Files
seismo-relay/parsers/README_s3_parser.md
2026-03-03 02:37:43 -05:00

126 lines
3.3 KiB
Markdown

# s3_parser.py
## Purpose
`s3_parser.py` extracts complete DLE-framed packets from raw serial
capture files produced by the `s3_bridge` logger.
It operates strictly at the **framing layer**. It does **not** decode
higher-level protocol structures.
This parser is designed specifically for Instantel / Series 3--style
serial traffic using:
- `DLE STX` (`0x10 0x02`) to start a frame
- `DLE ETX` (`0x10 0x03`) to end a frame
- DLE byte stuffing (`0x10 0x10` → literal `0x10`)
------------------------------------------------------------------------
## Design Philosophy
This parser:
- Uses a deterministic state machine (no regex, no global scanning).
- Assumes raw wire framing is preserved (`DLE+ETX` is present).
- Does **not** attempt auto-detection of framing style.
- Extracts only complete `STX → ETX` frame pairs.
- Safely ignores incomplete trailing frames at EOF.

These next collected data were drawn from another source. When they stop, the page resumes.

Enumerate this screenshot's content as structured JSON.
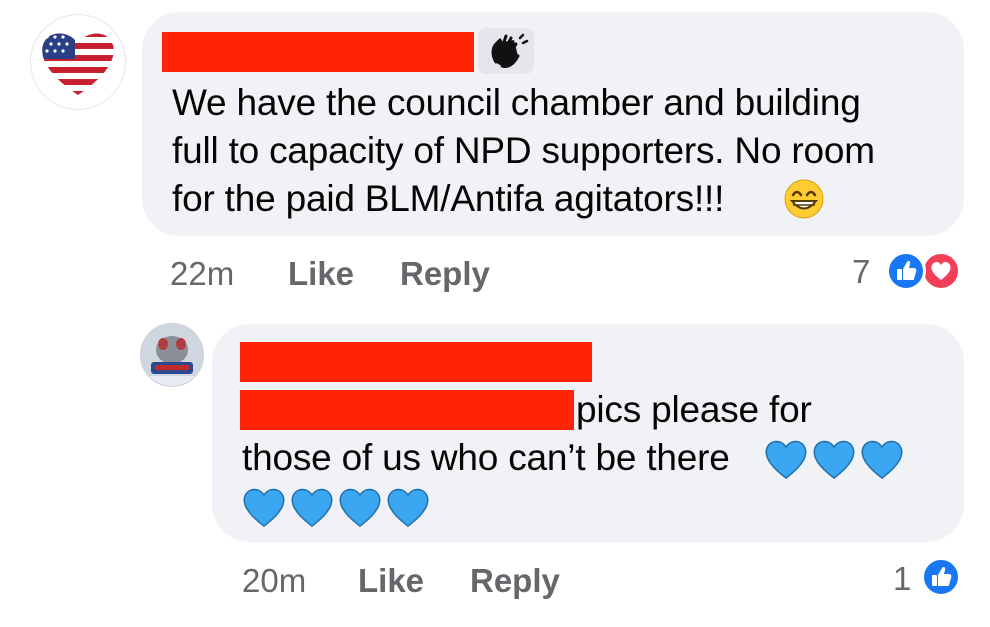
{
  "comments": [
    {
      "text_lines": [
        "We have the council chamber and building",
        "full to capacity of NPD supporters.  No room",
        "for the paid BLM/Antifa agitators!!!"
      ],
      "time": "22m",
      "like_label": "Like",
      "reply_label": "Reply",
      "reaction_count": "7",
      "reactions": [
        "like-icon",
        "love-icon"
      ],
      "emoji": "grinning-emoji"
    },
    {
      "text_lines": [
        "pics please for",
        "those of us who can’t be there"
      ],
      "time": "20m",
      "like_label": "Like",
      "reply_label": "Reply",
      "reaction_count": "1",
      "reactions": [
        "like-icon"
      ],
      "emoji": "blue-heart-emoji"
    }
  ],
  "colors": {
    "bubble": "#f0f2f5",
    "redaction": "#fe2405",
    "meta_text": "#65676b",
    "like_blue": "#1877f2",
    "love_red": "#f33e58",
    "heart_blue": "#3aa7f0"
  }
}
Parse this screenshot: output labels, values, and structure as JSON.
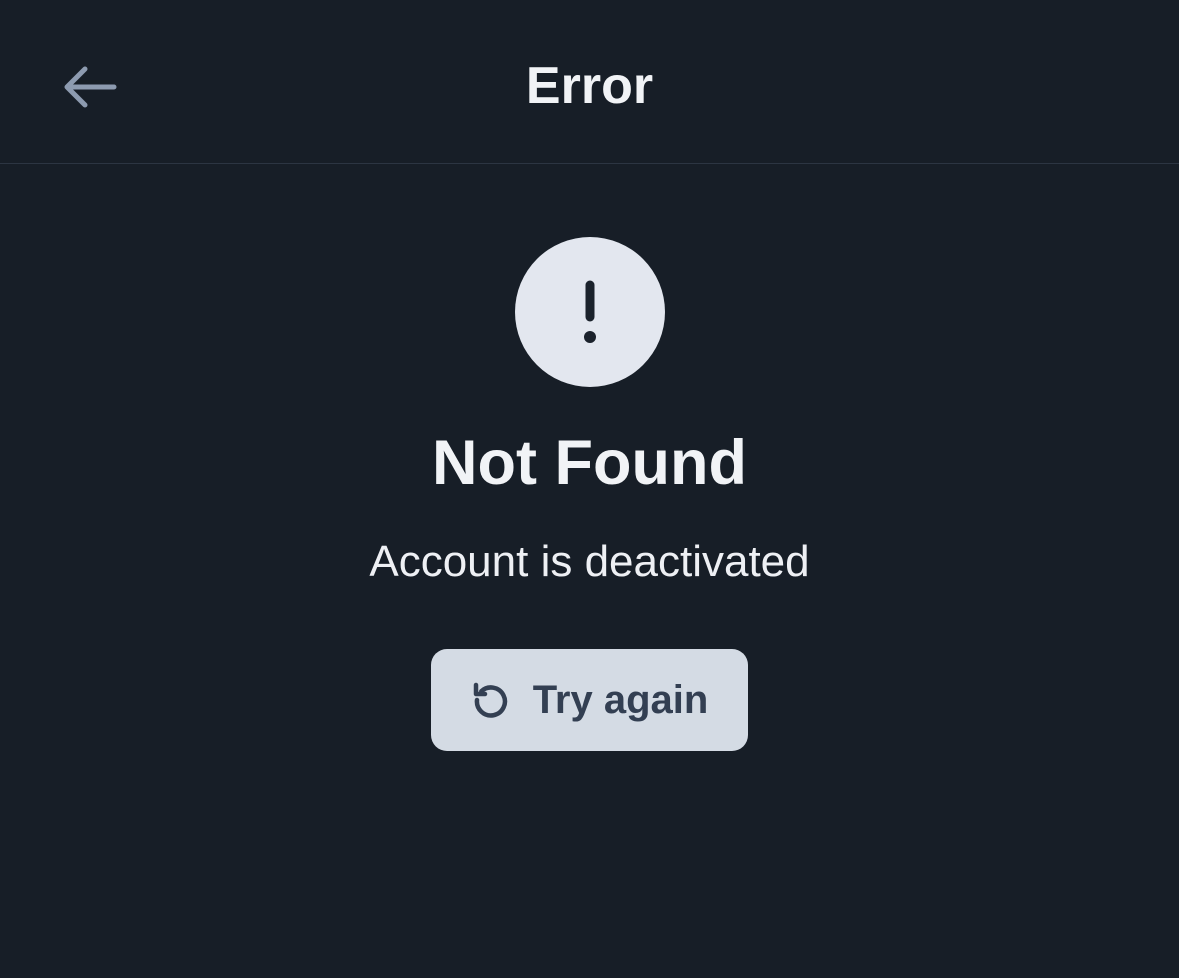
{
  "header": {
    "title": "Error",
    "back_icon": "arrow-left-icon"
  },
  "error": {
    "icon": "exclamation-icon",
    "heading": "Not Found",
    "message": "Account is deactivated"
  },
  "retry_button": {
    "label": "Try again",
    "icon": "refresh-icon"
  },
  "colors": {
    "background": "#171e27",
    "text": "#f1f3f6",
    "icon_circle": "#e3e7ef",
    "button_background": "#d4dbe4",
    "button_text": "#333f52",
    "back_arrow": "#8d9bb0"
  }
}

Separation of concerns is intentional:
- **Parser = framing extraction**
- **Decoder = protocol interpretation (future layer)**
Do not add message-level logic here.
------------------------------------------------------------------------
## Input
Raw binary `.bin` files captured from:
- `--raw-bw` tap (Blastware → S3)
- `--raw-s3` tap (S3 → Blastware)
These must preserve raw serial bytes.
------------------------------------------------------------------------
## Usage
Basic frame extraction:
``` bash
python s3_parser.py raw_s3.bin --trailer-len 2
```
Options:
- `--trailer-len N`
- Number of bytes to capture after `DLE ETX`
- Often `2` (CRC16)
- `--crc`
- Attempts CRC16 validation against first 2 trailer bytes
- Tries several common CRC16 variants
- `--crc-endian {little|big}`
- Endianness for interpreting trailer bytes (default: little)
- `--out frames.jsonl`
- Writes full JSONL output instead of printing summary
------------------------------------------------------------------------
## Output Format
Each extracted frame produces:
``` json
{
"index": 0,
"start_offset": 20,
"end_offset": 4033,
"payload_len": 3922,
"payload_hex": "...",
"trailer_hex": "000f",
"crc_match": null
}
```
Where:
- `payload_hex` = unescaped payload bytes (DLE stuffing removed)
- `trailer_hex` = bytes immediately following `DLE ETX`
- `crc_match` = matched CRC algorithm (if `--crc` enabled)
------------------------------------------------------------------------
## Known Behavior
- Frames that start but never receive a matching `DLE ETX` before EOF
are discarded.
- Embedded `0x10 0x02` inside payload does not trigger a new frame
(correct behavior).
- Embedded `0x10 0x10` is correctly unescaped to a single `0x10`.
------------------------------------------------------------------------
## What This Parser Does NOT Do
- It does not decode Instantel message structure.
- It does not interpret block IDs or message types.
- It does not validate protocol-level fields.
- It does not reconstruct multi-frame logical responses.
That is the responsibility of a higher-level decoder.
------------------------------------------------------------------------
## Status
Framing layer verified against:
- raw_bw.bin (command/control direction)
- raw_s3.bin (device response direction)
State machine validated via start/end instrumentation.